Don’t expect this to immediately turn things around in Jacksonville, but in a year or two Gabbert/Blackmon could be a special connection so long as GM Gene Smith continues to surround them with the pieces they need to succeed.
After creating much drama over the past few days, the Vikings end up selecting the guy we assumed they had targeted all along. I was worried about this franchise for awhile there when they were reportedly considering Claiborne, but they made the right choice.
After rolling the dice on Christian Ponder last year, they absolutely had to address the offensive line in this draft (especially considering his injury history). Matt Kalil will be, at worst, a solid starter for the next decade.
The Cleveland Browns absolutely had to take Trent Richardson, given what was on the board. I’m not crazy about the trade (if the Vikings were willing to settle for a few late round picks, obviously no one was seriously considering a blockbuster trade up) but the Browns still have 11 picks in the draft and will still be able to completely overhaul the roster.

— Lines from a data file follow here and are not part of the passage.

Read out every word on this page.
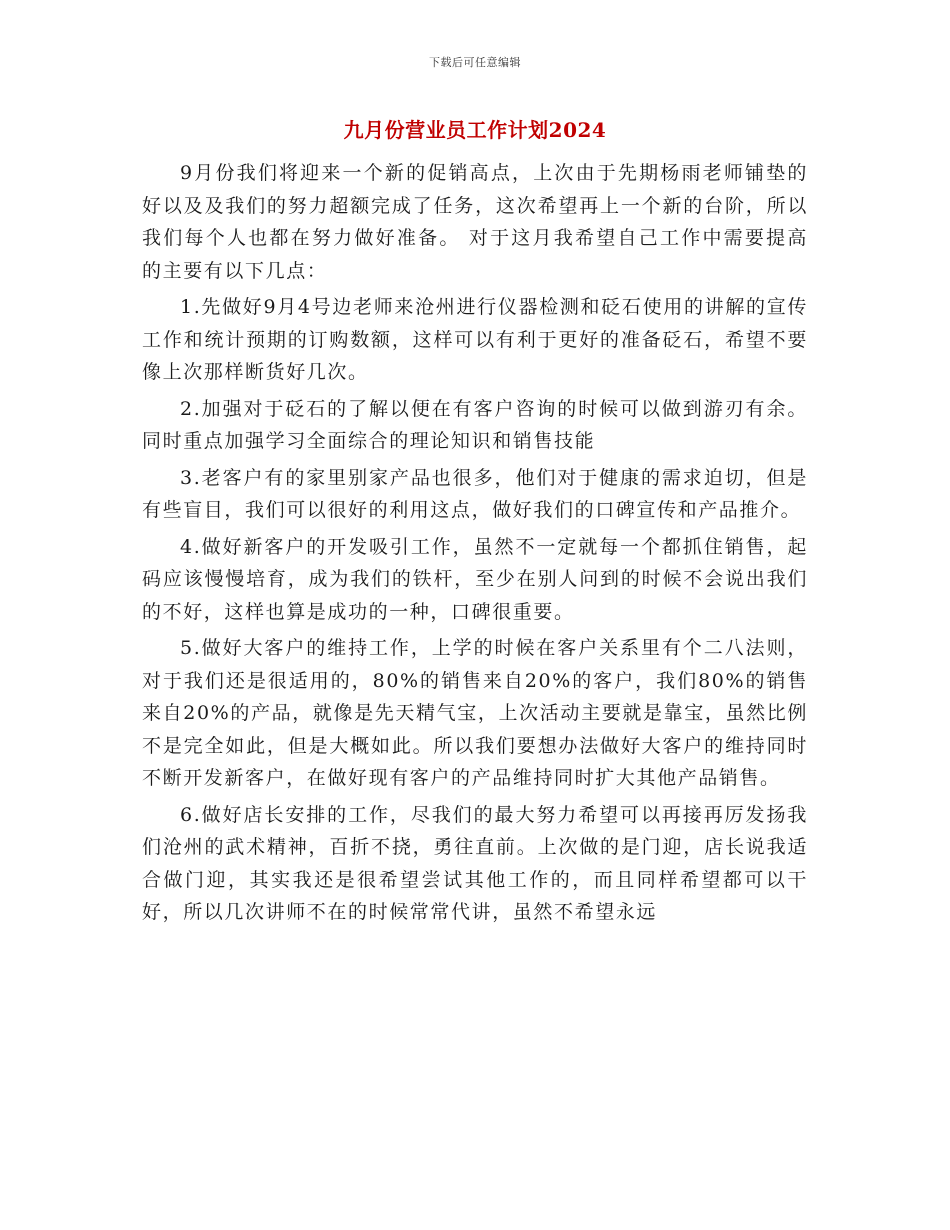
下载后可任意编辑
九月份营业员工作计划2024

9月份我们将迎来一个新的促销高点，上次由于先期杨雨老师铺垫的好以及及我们的努力超额完成了任务，这次希望再上一个新的台阶，所以我们每个人也都在努力做好准备。 对于这月我希望自己工作中需要提高的主要有以下几点：

1.先做好9月4号边老师来沧州进行仪器检测和砭石使用的讲解的宣传工作和统计预期的订购数额，这样可以有利于更好的准备砭石，希望不要像上次那样断货好几次。

2.加强对于砭石的了解以便在有客户咨询的时候可以做到游刃有余。同时重点加强学习全面综合的理论知识和销售技能

3.老客户有的家里别家产品也很多，他们对于健康的需求迫切，但是有些盲目，我们可以很好的利用这点，做好我们的口碑宣传和产品推介。

4.做好新客户的开发吸引工作，虽然不一定就每一个都抓住销售，起码应该慢慢培育，成为我们的铁杆，至少在别人问到的时候不会说出我们的不好，这样也算是成功的一种，口碑很重要。

5.做好大客户的维持工作，上学的时候在客户关系里有个二八法则，对于我们还是很适用的，80%的销售来自20%的客户，我们80%的销售来自20%的产品，就像是先天精气宝，上次活动主要就是靠宝，虽然比例不是完全如此，但是大概如此。所以我们要想办法做好大客户的维持同时不断开发新客户，在做好现有客户的产品维持同时扩大其他产品销售。

6.做好店长安排的工作，尽我们的最大努力希望可以再接再厉发扬我们沧州的武术精神，百折不挠，勇往直前。上次做的是门迎，店长说我适合做门迎，其实我还是很希望尝试其他工作的，而且同样希望都可以干好，所以几次讲师不在的时候常常代讲，虽然不希望永远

The reason Richardson makes more sense than Justin Blackmon, is due to the fact that Blackmon is very similar to Browns 2011 2nd-round pick, Greg Little. While they would have probably settled for Blackmon in a difference scenario, they’re better off waiting until late in the 1st round or early 2nd round for a receiver who better fits their system.
The Washington Redskins would have loved to get Luck, but Robert Griffin is a very nice consolation prize. He fits perfectly into the Shanahan offense and already has a few decent weapons to work with. This is exactly the pick Mike Shanahan needed to turn things around in Washington, and despite the lack of picks in upcoming drafts, I have no doubt that Daniel Snyder will make sure his franchise spends the money necessary to give Griffin every opportunity to succeed.